In related research, Longobardi co-edited Historical Syntax and Linguistic Theory with Paola Crisma, which explored language change and syntactic evolution, focusing on internal and external influences across diverse languages. Previously, his book The Syntax of Noun Phrases: Configuration, Parameters and Empty Categories co-authored alongside Alessandra Giorgi, examined noun phrase structure in a Government and Binding framework, comparing Romance and Germanic languages, and was called "an excellent book" by American linguist Donna Jo Napoli.

==Bibliography==
===Books===
- The Syntax of Noun Phrases: Configuration, Parameters and Empty Categories (1991) ISBN 978-0521370042
- Historical Syntax and Linguistic Theory (2009) ISBN 978-0199560547

===Selected articles===
- Longobardi, G. (1994). Reference and proper names: A theory of N-movement in syntax and logical form. Linguistic inquiry, 609-665.
- Longobardi, G. (2001). The structure of DPs: Some principles, parameters, and problems. In The handbook of contemporary syntactic theory, 562-603. Blackwell.
- Longobardi, G. (2001). How comparative is semantics? A unified parametric theory of bare nouns and proper names. Natural language semantics, 9(4), 335-369.

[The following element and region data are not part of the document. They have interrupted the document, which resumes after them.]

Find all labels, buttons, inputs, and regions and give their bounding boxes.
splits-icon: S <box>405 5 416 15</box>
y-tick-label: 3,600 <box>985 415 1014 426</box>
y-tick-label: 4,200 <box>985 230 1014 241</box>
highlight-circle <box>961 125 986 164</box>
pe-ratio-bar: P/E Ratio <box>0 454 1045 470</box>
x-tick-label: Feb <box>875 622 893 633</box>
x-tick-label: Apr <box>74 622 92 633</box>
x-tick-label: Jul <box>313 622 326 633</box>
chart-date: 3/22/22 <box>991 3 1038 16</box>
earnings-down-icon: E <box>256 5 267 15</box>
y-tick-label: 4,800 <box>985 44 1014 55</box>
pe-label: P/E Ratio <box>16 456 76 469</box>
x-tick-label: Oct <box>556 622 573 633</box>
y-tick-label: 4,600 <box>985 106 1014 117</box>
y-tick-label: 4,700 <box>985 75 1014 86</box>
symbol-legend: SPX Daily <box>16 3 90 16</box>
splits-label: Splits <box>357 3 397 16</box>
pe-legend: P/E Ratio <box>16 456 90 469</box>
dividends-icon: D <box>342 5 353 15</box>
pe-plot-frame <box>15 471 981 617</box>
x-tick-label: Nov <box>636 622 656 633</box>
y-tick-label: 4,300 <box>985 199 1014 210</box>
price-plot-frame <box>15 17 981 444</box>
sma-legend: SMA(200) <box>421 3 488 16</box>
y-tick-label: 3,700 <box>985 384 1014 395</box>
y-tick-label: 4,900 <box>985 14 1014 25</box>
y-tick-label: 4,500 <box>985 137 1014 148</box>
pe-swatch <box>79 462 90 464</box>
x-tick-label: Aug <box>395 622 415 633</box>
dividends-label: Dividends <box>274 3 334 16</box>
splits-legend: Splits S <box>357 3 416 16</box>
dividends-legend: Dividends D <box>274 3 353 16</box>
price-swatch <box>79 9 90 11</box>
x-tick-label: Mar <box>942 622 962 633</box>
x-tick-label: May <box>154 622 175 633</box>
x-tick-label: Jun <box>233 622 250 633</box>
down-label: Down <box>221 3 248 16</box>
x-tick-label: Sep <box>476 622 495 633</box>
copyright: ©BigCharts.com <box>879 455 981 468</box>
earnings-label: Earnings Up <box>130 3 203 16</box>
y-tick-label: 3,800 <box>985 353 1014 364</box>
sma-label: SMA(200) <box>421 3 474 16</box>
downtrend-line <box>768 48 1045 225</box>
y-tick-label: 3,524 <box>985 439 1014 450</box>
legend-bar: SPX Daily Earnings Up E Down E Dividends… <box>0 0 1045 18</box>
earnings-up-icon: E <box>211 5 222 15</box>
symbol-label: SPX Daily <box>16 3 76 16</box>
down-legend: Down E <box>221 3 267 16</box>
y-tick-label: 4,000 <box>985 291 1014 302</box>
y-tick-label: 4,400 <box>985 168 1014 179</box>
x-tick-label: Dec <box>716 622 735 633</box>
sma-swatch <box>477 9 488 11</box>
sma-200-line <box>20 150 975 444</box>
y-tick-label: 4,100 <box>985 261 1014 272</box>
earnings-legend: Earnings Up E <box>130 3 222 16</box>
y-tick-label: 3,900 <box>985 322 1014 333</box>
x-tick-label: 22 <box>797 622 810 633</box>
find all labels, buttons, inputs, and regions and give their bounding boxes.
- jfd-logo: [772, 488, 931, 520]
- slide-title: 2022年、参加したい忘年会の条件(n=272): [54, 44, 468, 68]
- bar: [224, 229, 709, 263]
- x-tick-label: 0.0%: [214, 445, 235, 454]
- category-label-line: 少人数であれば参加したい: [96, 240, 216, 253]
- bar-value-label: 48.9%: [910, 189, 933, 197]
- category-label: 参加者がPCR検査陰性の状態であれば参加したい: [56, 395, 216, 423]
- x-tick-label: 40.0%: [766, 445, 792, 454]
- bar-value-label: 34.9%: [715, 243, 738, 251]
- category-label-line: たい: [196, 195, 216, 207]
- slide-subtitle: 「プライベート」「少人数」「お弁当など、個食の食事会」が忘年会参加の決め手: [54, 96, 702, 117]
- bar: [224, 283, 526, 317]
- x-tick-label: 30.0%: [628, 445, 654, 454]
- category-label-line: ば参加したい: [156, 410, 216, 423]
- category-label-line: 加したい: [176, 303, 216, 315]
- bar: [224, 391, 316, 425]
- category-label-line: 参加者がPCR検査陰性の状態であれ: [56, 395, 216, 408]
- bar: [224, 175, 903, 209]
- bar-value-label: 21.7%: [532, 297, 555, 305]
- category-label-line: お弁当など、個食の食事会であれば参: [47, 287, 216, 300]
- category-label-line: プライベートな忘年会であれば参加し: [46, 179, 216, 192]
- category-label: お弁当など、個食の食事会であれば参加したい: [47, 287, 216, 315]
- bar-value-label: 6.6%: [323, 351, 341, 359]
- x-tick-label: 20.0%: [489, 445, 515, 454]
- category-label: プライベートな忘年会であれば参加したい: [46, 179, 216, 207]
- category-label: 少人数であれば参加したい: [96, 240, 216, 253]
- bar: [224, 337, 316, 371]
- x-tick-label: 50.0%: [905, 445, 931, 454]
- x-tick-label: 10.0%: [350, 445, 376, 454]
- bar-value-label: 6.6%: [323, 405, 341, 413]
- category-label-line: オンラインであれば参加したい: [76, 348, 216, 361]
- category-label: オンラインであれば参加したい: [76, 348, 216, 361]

- Longobardi, G. (2001). Formal syntax, diachronic minimalism, and etymology: the history of French chez. Linguistic inquiry, 32(2), 275-302.
- Longobardi, G. (2005). Toward a unified grammar of reference. Zeitschrift für Sprachwissenschaft, 24(1), 5-44.
- Longobardi, G. and Guardiano C. (2009). Evidence for syntax as a signal of historical relatedness, Lingua, 119 (11), 1679-1706.
- Crisma, P., Guardiano, C., & Longobardi, G. (2024). A unified theory of Case form and Case meaning. Genitives and parametric syntax. In The place of Case in grammar, 427-466. Oxford University Press.